The week started in the same vein as the year ended as Apple lowered its revenue forecasts on China sales concerns and some disappointing Purchasing Manager survey data from the Chinese economy. This with the US ISM manufacturing report which was well below consensus adding to the uncertainty at the start of the week. According to some broker surveys, equity investors far from euphoric were starting to panic. Fear was taking over greed, often the catalyst for a bounce. The impetus for the turn round in sentiment was stable jobs data on Friday along with the Fed chairman Jerome Powell suggesting the Fed would be flexible when it came to monetary policy as well as continuing to provide a positive view on the current health of the US economy. The market is now putting the possibility of a rate cut this year from the Federal Reserve at greater than 50%. This is despite the Federal Reserves current declared intention to raise twice more in the coming 12 months.
As we start the year forecasts are for the US economy to grow circa 2.5% this year, the global economy by 3.5% and US corporate earnings by 8% year on year.
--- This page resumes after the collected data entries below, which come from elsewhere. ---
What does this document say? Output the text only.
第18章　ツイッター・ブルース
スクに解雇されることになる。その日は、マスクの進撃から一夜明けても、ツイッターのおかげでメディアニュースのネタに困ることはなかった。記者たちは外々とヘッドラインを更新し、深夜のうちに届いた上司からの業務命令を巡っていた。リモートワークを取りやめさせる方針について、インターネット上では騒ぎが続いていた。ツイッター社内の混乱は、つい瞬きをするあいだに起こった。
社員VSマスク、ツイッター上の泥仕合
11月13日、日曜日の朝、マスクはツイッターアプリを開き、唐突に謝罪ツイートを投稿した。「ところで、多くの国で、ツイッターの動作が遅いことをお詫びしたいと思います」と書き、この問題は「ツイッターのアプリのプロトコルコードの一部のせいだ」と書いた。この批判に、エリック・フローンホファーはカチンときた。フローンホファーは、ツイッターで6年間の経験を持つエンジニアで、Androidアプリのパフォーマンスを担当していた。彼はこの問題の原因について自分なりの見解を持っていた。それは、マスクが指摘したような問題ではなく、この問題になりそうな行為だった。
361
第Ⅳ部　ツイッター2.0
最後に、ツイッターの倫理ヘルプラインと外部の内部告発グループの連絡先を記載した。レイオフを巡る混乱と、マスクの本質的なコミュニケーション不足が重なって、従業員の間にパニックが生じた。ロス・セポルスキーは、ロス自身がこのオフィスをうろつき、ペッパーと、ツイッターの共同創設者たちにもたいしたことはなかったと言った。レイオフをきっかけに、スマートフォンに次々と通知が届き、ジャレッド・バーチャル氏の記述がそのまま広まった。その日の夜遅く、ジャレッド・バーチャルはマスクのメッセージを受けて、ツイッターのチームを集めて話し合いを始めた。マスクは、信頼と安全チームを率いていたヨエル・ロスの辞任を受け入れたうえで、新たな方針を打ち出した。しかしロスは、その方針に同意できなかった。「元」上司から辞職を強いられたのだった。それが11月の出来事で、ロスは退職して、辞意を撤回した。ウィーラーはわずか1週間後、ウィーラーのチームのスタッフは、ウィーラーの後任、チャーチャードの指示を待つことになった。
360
That should provide a favourable backdrop for equity markets, at present, this does not appear to be where sentiment lies. Fears on the impact Brexit could have on trade along with the tariff negotiations between China and America the main investor concerns at this time. Equity investors mostly ignore the US government shutdown over disagreements on funding a barrier between Mexico and the US.
The next big hurdle for equity markets will be the upcoming fourth-quarter earnings season, due to start on the 14th of January. According to FactSet research analysts have lowered earnings estimates for companies by 3.8% for the fourth quarter. As expectations have been reduced, the question remains whether it is enough? Lowering of expectations makes them easier to be delivered upon.
The coming week has plenty of news to influence both equity and bond investors alike. The minutes of the last Fed meeting will be released. This may give a further indication of the Federal Reserve’s interest rate path intentions. As one of the Federal Reserve’s central mandates Is price stability, US inflation data this week will also be necessary. As Brexit will once again start to make more headlines, this week the ONS will release monthly GDP figures, alongside industrial production, construction output, trade balance and final figures of third-quarter labour productivity.